Gözaltında kaybedilen 3 kişinin akıbeti soruldu

Ardından da İHD Diyarbakır Şubesi Yöneticisi ve Kayıp Komisyonu Üyesi Adnan Örhan, 1994 yılında Diyarbakır’ın Kulp ilçesinde gözaltına alındıktan sonra bir daha kendilerinden haber alınmayan İkram İpek, Servet İpek ve Seyithan Yolur’un hikayesini anlattı. Örhan, şunları belirtti: “Ailenin anlatımlarına göre; 18 Mayıs 1994 Tarihinde Turallı Köyü Çaylarbaşı mezrasına askerler korucular tank ve panzerlerle bir baskın düzenlediler. Sabah saat 08.30 sıralarında yapılan baskında, tüm Mezra halkını okul meydanına topladıktan sonra evleri ve ahırları içinde bulunan hayvanları çıkarmadan ateşe verdiler. Daha sonra Seyithan Yolur, Servet İpek, İkram İpek, Abdülkerim Yolur, Sait Yolur ve Mehmet Nuri Yolur’u aynı araca bindirip Lice ilçesine doğru götürdüler. Gözaltına alınanlardan Abdulkerim, Sait ve Mehmet Nuri Yolur, Jandarma’ya götürüldüklerini ve geceyi nezarethanede geçirdiklerini, ertesi sabah da serbest bırakıldıklarını söylediler.” Diğer 3 kişinin ise Yatılı Bölge Okulundaki askeri birliğe götürüldüklerini söyleyen Örhan, ailenin tüm girişimlerine rağmen İkram İpek, Servet İpek ve Seyithan Yolur’an bir daha haber alınamadığını belirtti.
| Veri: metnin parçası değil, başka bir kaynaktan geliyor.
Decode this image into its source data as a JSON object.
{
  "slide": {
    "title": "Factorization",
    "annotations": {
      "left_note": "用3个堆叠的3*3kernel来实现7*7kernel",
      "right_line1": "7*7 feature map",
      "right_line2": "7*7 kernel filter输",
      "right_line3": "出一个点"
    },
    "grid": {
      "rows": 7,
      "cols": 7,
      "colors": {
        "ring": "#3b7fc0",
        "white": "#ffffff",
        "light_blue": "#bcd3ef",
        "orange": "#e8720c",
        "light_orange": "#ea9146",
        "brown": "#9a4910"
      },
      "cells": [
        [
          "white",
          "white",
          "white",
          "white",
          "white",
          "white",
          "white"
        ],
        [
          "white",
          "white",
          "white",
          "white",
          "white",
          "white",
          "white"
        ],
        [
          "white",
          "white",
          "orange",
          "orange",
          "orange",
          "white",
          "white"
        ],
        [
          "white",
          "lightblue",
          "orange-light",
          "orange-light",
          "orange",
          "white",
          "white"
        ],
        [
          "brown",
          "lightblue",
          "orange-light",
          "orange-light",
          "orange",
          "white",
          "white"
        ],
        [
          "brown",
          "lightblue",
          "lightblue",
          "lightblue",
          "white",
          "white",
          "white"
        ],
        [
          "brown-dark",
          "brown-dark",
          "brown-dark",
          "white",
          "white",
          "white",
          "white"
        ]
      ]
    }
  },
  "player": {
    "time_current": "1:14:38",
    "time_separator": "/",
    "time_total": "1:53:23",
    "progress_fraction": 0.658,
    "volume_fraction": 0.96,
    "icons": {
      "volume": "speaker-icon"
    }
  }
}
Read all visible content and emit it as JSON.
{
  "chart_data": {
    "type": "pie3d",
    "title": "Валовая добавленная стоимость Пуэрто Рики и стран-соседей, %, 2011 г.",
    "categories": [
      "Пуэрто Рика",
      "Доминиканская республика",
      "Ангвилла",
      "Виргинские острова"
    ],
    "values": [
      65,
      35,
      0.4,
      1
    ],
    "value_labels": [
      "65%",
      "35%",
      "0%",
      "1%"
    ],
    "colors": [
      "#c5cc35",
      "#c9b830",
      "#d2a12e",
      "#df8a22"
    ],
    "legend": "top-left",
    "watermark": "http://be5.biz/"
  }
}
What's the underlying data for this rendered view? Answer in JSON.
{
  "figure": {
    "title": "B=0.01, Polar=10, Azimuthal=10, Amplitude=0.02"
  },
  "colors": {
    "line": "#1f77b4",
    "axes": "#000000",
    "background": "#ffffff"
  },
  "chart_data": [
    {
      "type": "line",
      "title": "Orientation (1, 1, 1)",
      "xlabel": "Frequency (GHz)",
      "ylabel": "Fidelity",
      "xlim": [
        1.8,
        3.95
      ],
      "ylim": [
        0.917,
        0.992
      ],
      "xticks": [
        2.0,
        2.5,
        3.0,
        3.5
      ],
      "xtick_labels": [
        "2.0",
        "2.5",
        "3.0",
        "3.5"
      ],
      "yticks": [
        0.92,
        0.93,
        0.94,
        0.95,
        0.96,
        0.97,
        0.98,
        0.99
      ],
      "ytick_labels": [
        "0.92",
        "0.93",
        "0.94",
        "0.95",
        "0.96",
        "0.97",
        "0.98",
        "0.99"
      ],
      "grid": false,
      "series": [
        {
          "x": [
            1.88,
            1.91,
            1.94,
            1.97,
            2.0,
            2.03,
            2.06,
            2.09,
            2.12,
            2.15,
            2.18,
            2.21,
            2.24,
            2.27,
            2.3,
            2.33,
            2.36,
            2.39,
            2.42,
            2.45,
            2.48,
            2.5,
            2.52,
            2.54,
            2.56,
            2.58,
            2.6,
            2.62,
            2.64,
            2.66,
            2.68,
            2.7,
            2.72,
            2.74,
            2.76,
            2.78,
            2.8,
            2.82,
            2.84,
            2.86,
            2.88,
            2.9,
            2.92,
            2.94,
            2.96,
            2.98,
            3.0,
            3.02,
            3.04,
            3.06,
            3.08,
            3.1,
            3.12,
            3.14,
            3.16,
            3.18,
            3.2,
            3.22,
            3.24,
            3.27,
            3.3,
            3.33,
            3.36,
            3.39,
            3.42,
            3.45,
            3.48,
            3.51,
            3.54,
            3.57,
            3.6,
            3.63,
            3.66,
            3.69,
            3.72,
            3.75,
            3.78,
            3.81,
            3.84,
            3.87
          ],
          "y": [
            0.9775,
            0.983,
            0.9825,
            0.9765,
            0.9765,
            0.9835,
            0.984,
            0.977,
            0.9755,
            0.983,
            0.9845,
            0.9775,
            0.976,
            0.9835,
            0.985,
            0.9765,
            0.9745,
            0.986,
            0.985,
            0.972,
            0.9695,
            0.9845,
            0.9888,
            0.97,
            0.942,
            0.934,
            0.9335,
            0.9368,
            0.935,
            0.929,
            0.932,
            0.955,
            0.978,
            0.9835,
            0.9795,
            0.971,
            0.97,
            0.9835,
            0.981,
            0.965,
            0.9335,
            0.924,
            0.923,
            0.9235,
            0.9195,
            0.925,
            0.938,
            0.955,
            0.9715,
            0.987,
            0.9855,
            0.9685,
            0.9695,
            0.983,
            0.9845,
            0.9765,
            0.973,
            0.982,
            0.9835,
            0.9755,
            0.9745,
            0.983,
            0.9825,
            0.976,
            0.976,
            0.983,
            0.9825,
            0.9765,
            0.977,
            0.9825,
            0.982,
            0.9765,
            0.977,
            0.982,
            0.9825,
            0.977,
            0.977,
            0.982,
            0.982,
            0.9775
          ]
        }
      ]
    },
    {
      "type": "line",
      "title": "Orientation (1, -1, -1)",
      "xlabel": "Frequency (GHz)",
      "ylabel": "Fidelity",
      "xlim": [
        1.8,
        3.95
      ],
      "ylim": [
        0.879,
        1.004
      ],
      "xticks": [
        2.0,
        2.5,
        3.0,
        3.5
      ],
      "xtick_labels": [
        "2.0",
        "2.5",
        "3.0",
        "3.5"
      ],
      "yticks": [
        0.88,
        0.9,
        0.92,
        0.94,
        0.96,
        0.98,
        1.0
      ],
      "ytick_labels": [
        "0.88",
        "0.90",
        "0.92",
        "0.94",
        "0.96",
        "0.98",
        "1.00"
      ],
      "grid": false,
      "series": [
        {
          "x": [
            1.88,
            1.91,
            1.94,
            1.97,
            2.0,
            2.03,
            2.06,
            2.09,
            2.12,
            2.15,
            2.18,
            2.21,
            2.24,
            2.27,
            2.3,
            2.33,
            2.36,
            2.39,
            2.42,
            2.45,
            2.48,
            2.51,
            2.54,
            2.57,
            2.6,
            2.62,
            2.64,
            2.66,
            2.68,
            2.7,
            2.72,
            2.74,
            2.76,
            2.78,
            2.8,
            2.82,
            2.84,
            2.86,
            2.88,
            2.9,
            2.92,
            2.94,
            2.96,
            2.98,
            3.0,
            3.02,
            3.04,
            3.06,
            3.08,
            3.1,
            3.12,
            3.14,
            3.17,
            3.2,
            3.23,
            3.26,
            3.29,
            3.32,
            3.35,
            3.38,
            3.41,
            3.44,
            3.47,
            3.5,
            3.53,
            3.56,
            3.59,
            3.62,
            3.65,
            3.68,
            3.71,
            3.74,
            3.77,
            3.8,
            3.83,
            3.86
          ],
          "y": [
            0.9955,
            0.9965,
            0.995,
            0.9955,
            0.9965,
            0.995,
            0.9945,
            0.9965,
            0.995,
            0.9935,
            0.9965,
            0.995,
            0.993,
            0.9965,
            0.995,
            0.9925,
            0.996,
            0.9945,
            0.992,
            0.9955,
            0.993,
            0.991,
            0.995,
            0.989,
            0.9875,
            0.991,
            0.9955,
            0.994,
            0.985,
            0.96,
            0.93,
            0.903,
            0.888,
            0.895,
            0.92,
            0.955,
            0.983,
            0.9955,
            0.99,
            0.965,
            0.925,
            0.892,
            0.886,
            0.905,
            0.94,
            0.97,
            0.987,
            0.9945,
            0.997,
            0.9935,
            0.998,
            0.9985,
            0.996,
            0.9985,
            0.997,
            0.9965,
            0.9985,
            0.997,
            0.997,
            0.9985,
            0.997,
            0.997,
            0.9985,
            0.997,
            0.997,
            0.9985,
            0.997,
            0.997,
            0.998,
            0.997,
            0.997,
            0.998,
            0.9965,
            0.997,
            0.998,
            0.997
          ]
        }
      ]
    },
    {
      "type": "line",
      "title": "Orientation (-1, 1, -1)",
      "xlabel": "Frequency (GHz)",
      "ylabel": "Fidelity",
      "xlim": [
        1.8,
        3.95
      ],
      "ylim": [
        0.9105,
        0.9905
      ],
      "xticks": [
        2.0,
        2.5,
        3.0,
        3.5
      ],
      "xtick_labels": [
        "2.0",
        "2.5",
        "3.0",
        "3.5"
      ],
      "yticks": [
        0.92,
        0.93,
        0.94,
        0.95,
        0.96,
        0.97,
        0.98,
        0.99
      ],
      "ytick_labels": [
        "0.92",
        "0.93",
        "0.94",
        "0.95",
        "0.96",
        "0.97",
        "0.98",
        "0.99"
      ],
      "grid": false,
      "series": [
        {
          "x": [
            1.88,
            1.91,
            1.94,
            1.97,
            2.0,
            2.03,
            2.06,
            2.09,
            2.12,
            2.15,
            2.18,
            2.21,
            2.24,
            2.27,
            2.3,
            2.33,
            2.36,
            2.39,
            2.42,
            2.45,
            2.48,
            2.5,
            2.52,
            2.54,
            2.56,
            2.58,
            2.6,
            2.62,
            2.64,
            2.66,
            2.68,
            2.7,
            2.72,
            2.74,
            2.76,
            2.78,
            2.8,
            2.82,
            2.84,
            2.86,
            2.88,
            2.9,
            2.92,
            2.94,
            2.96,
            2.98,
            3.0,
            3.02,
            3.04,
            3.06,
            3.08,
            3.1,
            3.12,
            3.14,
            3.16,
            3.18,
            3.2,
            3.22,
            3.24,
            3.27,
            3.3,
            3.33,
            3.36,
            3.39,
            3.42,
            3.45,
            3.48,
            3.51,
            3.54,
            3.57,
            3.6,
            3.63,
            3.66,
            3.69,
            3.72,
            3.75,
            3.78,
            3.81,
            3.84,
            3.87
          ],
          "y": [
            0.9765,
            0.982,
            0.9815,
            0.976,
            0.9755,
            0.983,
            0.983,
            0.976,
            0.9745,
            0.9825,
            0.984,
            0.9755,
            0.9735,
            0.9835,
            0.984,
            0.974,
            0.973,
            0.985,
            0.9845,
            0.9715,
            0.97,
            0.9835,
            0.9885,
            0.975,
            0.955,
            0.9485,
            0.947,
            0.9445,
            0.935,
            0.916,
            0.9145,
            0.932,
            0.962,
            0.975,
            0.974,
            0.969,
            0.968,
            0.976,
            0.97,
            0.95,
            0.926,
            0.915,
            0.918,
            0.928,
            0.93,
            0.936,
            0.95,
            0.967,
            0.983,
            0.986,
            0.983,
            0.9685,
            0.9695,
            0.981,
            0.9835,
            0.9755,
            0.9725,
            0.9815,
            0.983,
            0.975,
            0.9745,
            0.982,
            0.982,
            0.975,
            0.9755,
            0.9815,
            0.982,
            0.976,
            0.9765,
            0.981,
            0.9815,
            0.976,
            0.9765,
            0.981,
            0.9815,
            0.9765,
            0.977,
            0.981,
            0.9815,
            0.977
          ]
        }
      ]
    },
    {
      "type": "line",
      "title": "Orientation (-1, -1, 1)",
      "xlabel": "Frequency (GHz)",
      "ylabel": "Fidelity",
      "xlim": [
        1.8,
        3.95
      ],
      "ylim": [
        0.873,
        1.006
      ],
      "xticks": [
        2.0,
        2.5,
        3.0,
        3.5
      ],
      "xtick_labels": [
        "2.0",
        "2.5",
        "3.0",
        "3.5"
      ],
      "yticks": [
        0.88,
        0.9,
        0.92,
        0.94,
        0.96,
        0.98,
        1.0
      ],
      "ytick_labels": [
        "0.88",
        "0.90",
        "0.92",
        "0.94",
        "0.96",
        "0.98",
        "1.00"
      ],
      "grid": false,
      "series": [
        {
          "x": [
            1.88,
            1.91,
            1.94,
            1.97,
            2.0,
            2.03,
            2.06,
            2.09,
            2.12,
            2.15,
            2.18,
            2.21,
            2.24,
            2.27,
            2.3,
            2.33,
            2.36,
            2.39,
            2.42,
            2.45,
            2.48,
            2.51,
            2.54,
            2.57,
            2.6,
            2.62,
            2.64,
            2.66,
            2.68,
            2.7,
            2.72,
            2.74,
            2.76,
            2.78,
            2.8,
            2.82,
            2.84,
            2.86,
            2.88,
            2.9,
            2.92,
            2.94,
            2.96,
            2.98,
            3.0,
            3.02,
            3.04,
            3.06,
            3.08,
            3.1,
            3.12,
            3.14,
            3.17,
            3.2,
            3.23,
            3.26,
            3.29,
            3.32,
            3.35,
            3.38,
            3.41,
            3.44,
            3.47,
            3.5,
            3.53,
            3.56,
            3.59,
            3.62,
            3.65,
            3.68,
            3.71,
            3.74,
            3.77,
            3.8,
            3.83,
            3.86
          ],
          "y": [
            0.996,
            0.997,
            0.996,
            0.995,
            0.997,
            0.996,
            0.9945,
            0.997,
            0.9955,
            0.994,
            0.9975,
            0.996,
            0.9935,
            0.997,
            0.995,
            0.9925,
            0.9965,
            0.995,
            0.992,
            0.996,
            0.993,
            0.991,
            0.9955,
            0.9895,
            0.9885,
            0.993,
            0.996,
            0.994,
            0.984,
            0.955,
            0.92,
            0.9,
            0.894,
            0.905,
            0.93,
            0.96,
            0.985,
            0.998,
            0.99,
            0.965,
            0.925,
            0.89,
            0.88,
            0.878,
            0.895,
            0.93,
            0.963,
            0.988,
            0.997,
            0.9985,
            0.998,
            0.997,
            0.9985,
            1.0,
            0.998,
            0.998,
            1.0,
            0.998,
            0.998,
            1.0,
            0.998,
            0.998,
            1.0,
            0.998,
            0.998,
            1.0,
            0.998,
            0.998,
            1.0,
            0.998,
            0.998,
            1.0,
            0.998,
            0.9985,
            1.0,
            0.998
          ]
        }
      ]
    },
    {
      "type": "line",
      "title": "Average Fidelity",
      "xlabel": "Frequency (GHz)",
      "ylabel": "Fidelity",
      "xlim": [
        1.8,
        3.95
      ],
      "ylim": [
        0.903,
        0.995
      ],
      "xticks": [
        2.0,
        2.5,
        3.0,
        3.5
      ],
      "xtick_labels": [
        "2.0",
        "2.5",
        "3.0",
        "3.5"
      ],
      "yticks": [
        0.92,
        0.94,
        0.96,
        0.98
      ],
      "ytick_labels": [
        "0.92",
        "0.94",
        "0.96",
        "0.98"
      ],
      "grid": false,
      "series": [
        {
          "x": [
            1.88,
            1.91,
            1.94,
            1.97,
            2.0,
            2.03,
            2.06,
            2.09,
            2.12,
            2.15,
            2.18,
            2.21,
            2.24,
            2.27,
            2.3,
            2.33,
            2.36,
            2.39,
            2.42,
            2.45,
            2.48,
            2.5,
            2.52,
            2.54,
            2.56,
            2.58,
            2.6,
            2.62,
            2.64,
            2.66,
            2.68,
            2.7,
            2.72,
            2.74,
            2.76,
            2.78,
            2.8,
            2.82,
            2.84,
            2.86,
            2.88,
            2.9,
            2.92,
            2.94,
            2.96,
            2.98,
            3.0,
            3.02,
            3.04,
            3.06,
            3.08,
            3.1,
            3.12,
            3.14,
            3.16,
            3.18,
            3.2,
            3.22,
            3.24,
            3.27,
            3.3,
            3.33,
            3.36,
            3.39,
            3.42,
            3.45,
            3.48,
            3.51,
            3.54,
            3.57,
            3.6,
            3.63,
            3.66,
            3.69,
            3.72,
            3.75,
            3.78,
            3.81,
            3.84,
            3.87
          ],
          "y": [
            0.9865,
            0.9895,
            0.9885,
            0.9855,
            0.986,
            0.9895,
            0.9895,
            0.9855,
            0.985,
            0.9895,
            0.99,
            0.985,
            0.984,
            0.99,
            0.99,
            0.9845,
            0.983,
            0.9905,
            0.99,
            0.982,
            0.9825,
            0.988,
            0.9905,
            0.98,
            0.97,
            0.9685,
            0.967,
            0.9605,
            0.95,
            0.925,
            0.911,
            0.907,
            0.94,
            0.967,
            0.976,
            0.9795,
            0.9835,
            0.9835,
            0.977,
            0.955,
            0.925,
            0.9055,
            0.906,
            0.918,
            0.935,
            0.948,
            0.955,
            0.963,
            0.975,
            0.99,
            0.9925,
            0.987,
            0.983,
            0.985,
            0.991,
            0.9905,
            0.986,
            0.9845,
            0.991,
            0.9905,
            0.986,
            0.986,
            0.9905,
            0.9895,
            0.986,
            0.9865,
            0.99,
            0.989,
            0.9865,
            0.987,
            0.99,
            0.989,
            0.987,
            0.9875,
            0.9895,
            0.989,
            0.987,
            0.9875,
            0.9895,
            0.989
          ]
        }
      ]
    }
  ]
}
Seyithan Yolur’un annesi: Çocuğumun hakkını arayacağım

Daha sonra söz alan kayıp Seyithan Yolur’un annesi Aynur Yolur, çocuğunun gözaltına alındığını ve ifadesinin alındıktan sonra bırakılacağını ancak bırakılmadığı söyleyerek, “Çocuğumun hakkını arayacağım” dedi. Daha sonra konuşan kayıplar İkram ve Servet İpek’in kuzeni Aziz İpek ise, kayıp kuzenlerinin hikayesini anlattı. 

Yapılan konuşmaların ardından tüm kayıplar için oturma eylemi gerçekleştirildi.